There have been 63 (not a typo) governments in Italy since World War II, an astonishing number unless you consider that governments to Italians are what potato chips are to Americans: Bags full of empty calories that bloat the tummy and ruin their appetite for more nourishing fare. But few Italian governments have been more hapless that that led by Silvio “Bunga Bunga” Berlusconi, who regularly threatens to make good on his long-standing pledge to resign and is doing so again after eight and a half disastrous, corruption sodden, sex orgy accentuated years as prime minister.
This time the reason for Berlusconi’s latest threat is not that he can’t get a stiffy, although that may well be the cause, but that he has single-handedly brought Italy to the brink of financial collapse, and if Italy goes, may go as well. Oh, and the global economy, too, because of the threat of run on banks in Italy and elsewhere.

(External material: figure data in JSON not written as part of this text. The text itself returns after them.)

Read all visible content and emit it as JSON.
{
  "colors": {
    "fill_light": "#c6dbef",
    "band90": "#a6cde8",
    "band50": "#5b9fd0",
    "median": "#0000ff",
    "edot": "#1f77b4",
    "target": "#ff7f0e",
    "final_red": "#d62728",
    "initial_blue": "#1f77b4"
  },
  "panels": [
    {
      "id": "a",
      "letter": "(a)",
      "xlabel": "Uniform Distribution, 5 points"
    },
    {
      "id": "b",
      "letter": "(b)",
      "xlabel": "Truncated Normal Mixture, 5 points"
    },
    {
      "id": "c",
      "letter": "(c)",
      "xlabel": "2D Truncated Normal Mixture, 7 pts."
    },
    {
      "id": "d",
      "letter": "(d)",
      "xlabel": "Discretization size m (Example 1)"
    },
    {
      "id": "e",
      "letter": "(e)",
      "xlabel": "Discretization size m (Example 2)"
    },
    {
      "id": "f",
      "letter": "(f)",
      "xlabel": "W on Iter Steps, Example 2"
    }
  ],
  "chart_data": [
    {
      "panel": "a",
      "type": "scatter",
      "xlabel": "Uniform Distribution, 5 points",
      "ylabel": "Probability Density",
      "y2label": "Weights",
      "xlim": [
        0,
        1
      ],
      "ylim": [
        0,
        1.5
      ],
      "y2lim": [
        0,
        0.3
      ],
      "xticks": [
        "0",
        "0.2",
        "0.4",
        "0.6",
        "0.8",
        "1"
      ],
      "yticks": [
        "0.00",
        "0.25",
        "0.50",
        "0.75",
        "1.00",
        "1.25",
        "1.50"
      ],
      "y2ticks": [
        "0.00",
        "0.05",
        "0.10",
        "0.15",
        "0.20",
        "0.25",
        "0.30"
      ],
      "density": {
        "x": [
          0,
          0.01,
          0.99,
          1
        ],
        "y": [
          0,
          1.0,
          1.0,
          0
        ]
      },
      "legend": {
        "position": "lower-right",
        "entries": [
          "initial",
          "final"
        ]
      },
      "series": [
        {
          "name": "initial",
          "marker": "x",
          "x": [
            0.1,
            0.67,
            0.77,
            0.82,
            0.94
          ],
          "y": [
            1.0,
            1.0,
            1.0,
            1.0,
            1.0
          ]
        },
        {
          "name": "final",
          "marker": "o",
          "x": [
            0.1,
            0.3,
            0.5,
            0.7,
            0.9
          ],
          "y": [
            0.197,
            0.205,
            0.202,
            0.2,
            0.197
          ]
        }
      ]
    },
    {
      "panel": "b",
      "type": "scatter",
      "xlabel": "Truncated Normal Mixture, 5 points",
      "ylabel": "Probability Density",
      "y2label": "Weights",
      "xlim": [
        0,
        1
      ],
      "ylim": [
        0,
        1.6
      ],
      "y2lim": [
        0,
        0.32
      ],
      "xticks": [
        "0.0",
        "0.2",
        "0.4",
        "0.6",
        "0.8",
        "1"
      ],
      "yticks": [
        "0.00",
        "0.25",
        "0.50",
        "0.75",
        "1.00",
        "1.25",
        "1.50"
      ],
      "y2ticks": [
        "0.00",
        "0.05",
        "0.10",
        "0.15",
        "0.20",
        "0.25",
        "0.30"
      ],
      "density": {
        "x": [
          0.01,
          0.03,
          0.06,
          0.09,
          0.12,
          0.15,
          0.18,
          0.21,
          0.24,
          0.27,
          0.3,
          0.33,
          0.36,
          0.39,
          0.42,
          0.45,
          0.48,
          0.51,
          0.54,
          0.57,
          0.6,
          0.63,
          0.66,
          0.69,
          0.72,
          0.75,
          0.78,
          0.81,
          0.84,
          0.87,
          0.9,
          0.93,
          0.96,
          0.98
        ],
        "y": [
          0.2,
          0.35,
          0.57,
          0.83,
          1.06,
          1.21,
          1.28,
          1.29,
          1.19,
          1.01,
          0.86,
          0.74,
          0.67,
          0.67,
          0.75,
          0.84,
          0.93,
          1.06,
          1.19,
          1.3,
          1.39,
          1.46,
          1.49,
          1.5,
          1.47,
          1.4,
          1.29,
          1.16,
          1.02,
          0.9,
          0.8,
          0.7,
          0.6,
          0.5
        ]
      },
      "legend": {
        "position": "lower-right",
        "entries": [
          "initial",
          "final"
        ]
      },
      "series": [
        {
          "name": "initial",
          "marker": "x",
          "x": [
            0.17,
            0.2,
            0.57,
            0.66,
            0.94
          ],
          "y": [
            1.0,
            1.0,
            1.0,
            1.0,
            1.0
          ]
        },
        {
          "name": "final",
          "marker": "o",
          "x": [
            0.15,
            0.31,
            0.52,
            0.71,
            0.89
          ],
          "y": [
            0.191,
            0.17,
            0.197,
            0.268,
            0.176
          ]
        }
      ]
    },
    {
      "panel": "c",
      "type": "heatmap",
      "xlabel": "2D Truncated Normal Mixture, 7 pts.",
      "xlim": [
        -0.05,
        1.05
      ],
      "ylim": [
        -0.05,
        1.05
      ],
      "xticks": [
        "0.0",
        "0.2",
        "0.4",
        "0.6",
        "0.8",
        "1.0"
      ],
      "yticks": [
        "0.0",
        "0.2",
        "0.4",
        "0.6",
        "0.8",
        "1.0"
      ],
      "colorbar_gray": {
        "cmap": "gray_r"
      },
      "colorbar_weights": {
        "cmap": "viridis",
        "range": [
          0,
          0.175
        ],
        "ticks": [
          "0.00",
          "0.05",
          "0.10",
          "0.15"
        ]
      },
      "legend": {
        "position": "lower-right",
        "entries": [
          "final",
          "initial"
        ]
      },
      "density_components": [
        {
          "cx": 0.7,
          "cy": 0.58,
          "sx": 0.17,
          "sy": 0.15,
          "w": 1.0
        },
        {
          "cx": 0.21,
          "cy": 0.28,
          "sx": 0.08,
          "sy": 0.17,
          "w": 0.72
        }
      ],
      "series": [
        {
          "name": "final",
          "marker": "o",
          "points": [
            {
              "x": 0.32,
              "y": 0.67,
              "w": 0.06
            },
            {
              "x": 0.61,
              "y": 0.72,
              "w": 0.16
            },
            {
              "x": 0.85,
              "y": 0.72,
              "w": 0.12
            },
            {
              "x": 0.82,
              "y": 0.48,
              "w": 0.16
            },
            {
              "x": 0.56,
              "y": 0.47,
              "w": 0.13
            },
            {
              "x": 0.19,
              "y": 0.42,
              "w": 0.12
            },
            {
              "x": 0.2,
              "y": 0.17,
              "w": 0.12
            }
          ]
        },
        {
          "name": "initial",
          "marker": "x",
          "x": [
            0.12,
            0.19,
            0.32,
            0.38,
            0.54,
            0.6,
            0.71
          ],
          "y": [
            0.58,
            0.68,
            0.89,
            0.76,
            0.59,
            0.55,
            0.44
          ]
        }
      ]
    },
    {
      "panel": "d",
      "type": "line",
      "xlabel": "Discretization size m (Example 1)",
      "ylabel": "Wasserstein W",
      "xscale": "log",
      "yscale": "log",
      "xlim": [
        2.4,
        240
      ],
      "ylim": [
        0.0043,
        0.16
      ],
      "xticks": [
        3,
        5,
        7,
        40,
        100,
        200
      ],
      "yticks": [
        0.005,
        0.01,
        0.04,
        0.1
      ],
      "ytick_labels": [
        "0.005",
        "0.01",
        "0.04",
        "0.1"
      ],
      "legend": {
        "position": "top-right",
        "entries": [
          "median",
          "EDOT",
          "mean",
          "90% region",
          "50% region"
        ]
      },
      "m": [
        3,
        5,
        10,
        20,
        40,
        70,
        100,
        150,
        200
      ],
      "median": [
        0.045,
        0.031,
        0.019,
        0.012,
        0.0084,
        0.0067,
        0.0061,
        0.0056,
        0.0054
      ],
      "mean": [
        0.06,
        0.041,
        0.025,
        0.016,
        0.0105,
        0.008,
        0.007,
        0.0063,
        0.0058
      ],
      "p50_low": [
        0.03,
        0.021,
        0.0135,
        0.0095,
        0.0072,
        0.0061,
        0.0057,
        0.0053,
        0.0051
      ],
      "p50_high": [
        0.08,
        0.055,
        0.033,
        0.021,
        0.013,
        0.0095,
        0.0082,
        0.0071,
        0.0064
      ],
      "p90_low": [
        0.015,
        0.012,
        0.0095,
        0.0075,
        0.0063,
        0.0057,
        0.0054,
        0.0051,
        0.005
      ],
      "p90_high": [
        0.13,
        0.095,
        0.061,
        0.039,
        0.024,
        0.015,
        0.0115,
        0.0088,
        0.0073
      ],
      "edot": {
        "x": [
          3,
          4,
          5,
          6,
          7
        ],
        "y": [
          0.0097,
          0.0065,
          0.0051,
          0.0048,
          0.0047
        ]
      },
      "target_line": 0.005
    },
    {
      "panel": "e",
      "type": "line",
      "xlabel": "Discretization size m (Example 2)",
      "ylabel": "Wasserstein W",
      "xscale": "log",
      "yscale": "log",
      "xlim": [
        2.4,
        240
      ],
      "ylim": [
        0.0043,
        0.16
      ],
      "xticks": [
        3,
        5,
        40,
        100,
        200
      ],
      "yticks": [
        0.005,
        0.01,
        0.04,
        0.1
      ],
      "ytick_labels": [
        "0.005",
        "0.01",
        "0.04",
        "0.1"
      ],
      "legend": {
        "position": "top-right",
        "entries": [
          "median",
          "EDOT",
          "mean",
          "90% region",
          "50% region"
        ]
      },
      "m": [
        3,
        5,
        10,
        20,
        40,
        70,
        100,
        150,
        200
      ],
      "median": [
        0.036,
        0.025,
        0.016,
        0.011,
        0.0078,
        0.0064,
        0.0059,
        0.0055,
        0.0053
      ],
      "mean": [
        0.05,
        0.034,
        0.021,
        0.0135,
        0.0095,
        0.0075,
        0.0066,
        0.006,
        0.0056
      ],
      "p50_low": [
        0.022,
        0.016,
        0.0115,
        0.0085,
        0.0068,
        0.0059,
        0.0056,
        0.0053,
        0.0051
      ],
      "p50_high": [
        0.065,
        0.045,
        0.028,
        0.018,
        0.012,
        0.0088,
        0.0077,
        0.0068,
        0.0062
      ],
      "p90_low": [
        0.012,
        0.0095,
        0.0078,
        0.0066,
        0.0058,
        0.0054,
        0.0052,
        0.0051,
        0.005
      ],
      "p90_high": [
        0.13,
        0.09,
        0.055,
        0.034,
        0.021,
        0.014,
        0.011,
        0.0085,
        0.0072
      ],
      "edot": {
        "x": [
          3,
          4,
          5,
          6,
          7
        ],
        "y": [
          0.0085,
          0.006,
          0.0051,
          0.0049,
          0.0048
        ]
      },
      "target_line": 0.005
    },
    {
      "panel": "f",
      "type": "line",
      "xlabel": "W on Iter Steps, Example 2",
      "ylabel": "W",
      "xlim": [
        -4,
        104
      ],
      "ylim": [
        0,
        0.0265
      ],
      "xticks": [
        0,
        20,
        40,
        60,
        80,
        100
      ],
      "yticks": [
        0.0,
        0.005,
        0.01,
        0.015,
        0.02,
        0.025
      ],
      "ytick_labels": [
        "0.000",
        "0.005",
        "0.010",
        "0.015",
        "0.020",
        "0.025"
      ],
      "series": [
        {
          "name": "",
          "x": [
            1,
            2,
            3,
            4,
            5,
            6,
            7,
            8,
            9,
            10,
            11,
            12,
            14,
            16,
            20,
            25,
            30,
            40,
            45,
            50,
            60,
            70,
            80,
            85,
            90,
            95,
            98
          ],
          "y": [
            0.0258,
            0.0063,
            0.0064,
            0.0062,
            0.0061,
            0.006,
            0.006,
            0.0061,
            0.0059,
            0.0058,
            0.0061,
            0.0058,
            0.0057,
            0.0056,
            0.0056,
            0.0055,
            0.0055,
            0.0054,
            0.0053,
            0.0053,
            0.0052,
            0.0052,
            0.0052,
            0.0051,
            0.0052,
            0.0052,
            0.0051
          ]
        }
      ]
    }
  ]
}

While Italy is not yet insolvent, the rescue plan set out by German Chancellor Angela Merkel and other European leaders only last month for the euro zone last month is in tatters, and the roots of the malaise can be traced back . . . yes, to Berlusconi, who while portraying himself as a pro-business liberal reformer has failed to abandon a model that used lira devaluations to offset inflation or stagflation. Between 2001 and 2010, Italy’s economy grew by less than any other country in the world except the perennial basket cases of Haiti and Zimbabwe. (This also is not a typo.)
With Italy running on fumes, there is talk of finding a technocrat to run an interim government if Berlusconi has the cojones to quit. That, of course, cannot happen soon enough.